The Office of the Director of Intelligence, which oversees and coordinates activities of 17 U.S. intelligence related agencies, including the FBI and the CIA, was among at least a dozen U.S. government agencies or departments to host a booth at this year’s Capital Pride Festival.
Other federal agencies hosting booths included the Department of Justice, the D.C. Office of the U.S. Attorney, the Department of Energy, the U.S. Census Bureau, the Department of Defense’s Office of the U.S. Armed Forces, and the U.S. Coast Guard.
“If you go back 40 years, not only would these agencies not be there at the festival but we were not welcome to work at these agencies,” said Bernie Delia, president of the Capital Pride board and a Justice Department attorney.
“And these agencies are here also because their individual employees who are LGBT have made their presence known,” he said. “We have made tremendous advances.”
Nearly all of the booths hosted by the federal government agencies were staffed by members of LGBT agency employee groups. The CIA booth, for example, which distributed employee recruitment literature, was staffed by members of the Agency Network of Gay, Lesbian, Bisexual, and Transgender Employees (ANGLE), an officially recognized CIA employees group.
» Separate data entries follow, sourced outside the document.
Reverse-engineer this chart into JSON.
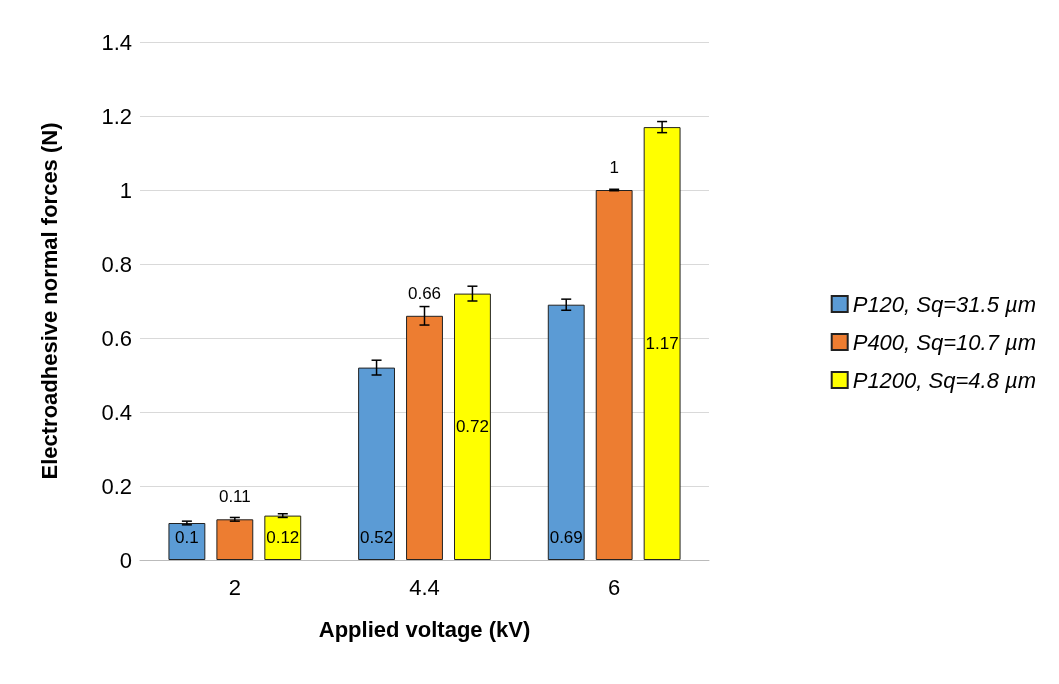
{
  "chart_data": {
    "type": "bar",
    "xlabel": "Applied voltage (kV)",
    "ylabel": "Electroadhesive normal forces (N)",
    "categories": [
      "2",
      "4.4",
      "6"
    ],
    "series": [
      {
        "name": "P120, Sq=31.5 µm",
        "color": "#5b9bd5",
        "values": [
          0.1,
          0.52,
          0.69
        ],
        "errors": [
          0.005,
          0.02,
          0.015
        ]
      },
      {
        "name": "P400, Sq=10.7 µm",
        "color": "#ed7d31",
        "values": [
          0.11,
          0.66,
          1
        ],
        "errors": [
          0.005,
          0.025,
          0.002
        ]
      },
      {
        "name": "P1200, Sq=4.8 µm",
        "color": "#ffff00",
        "values": [
          0.12,
          0.72,
          1.17
        ],
        "errors": [
          0.005,
          0.02,
          0.015
        ]
      }
    ],
    "ylim": [
      0,
      1.4
    ],
    "yticks": [
      0,
      0.2,
      0.4,
      0.6,
      0.8,
      1,
      1.2,
      1.4
    ],
    "grid": "y",
    "legend": "right",
    "data_labels": true
  }
}
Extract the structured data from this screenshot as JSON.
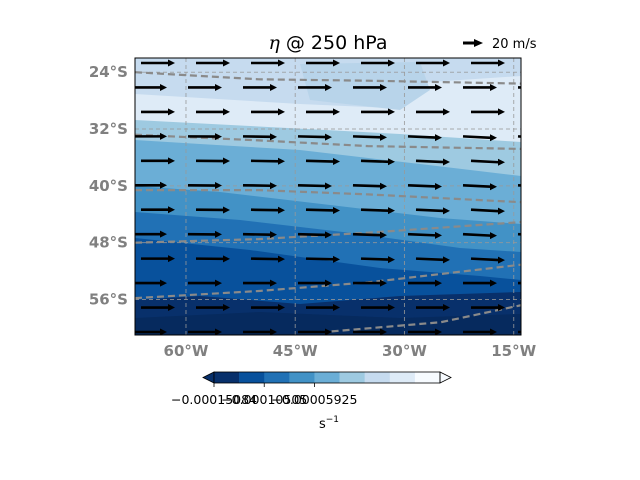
{
  "chart_data": {
    "type": "contourf+quiver",
    "title_symbol": "η",
    "title_rest": " @ 250 hPa",
    "x_ticks": [
      {
        "value": -60,
        "label": "60°W"
      },
      {
        "value": -45,
        "label": "45°W"
      },
      {
        "value": -30,
        "label": "30°W"
      },
      {
        "value": -15,
        "label": "15°W"
      }
    ],
    "y_ticks": [
      {
        "value": -24,
        "label": "24°S"
      },
      {
        "value": -32,
        "label": "32°S"
      },
      {
        "value": -40,
        "label": "40°S"
      },
      {
        "value": -48,
        "label": "48°S"
      },
      {
        "value": -56,
        "label": "56°S"
      }
    ],
    "xlim": [
      -67,
      -14
    ],
    "ylim": [
      -61,
      -22
    ],
    "grid": true,
    "quiver_key": {
      "label": "20 m/s",
      "value": 20
    },
    "colormap": "Blues_r",
    "colorbar": {
      "ticks": [
        "−0.00015084",
        "−0.00010505",
        "−0.00005925"
      ],
      "unit": "s",
      "unit_exp": "−1",
      "extend": "both",
      "level_colors": [
        "#08306b",
        "#08519c",
        "#2171b5",
        "#4292c6",
        "#6baed6",
        "#9ecae1",
        "#c6dbef",
        "#deebf7",
        "#f7fbff"
      ]
    },
    "contours": [
      {
        "note": "dashed gray",
        "lat_at_lon": [
          [
            -67,
            -24
          ],
          [
            -50,
            -25
          ],
          [
            -35,
            -25.2
          ],
          [
            -14,
            -25.6
          ]
        ]
      },
      {
        "note": "dashed gray",
        "lat_at_lon": [
          [
            -67,
            -32.8
          ],
          [
            -50,
            -33.6
          ],
          [
            -35,
            -34.4
          ],
          [
            -14,
            -34.8
          ]
        ]
      },
      {
        "note": "dashed gray",
        "lat_at_lon": [
          [
            -67,
            -40.6
          ],
          [
            -50,
            -40.6
          ],
          [
            -35,
            -41.2
          ],
          [
            -14,
            -42.3
          ]
        ]
      },
      {
        "note": "dashed gray",
        "lat_at_lon": [
          [
            -67,
            -48
          ],
          [
            -50,
            -47.5
          ],
          [
            -35,
            -46.6
          ],
          [
            -14,
            -45.1
          ]
        ]
      },
      {
        "note": "dashed gray",
        "lat_at_lon": [
          [
            -67,
            -55.8
          ],
          [
            -50,
            -54.8
          ],
          [
            -35,
            -53.6
          ],
          [
            -14,
            -51.1
          ]
        ]
      },
      {
        "note": "dashed gray",
        "lat_at_lon": [
          [
            -40,
            -60.5
          ],
          [
            -25,
            -59.2
          ],
          [
            -14,
            -56.8
          ]
        ]
      }
    ]
  }
}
“We’re happy to be here,” said one ANGLE member who asked not to be identified because the CIA requires advance clearance for its employees to be quoted in the media.
Delia said this year’s festival included a total of 276 organizations, local or federal government agencies, and large and small businesses that hosted booths. A list of the booths released by Capital Pride shows they reflect of wide and diverse array of LGBT and LGBT supportive groups, corporations, and local and federal government agencies, and faith-based organizations.
Employees of a number of prominent corporations and hospitality companies such as the Hilton Hotels, Lockheed Martin, Boeing, and Kaiser Permanente chatted with festival goers about their products and services.
A wide range of nonprofit, cause-oriented groups were also present in booths set up on Pennsylvania Avenue, N.W. near the U.S. Capitol, where the festival was located. Among them was Habitat for Humanity, People for the Ethical Treatment of Animals (PETA), and the Nature Conservancy.
At the U.S. Coast Guard booth, Petty Officer First Class Michael Subra, who, along with about a half dozen other Coast Guard members staffing the booth, wore his uniform, greeted a steady flow of festival goers who approached the booth.
To the surprise of many of them, Subra informed them he was assigned to the Coast Guard’s recruiting office in downtown D.C. and asked those he greeted if they were interested in joining the Coast Guard.
“Wow, I’m amazed you’re asking that question,” said one young man.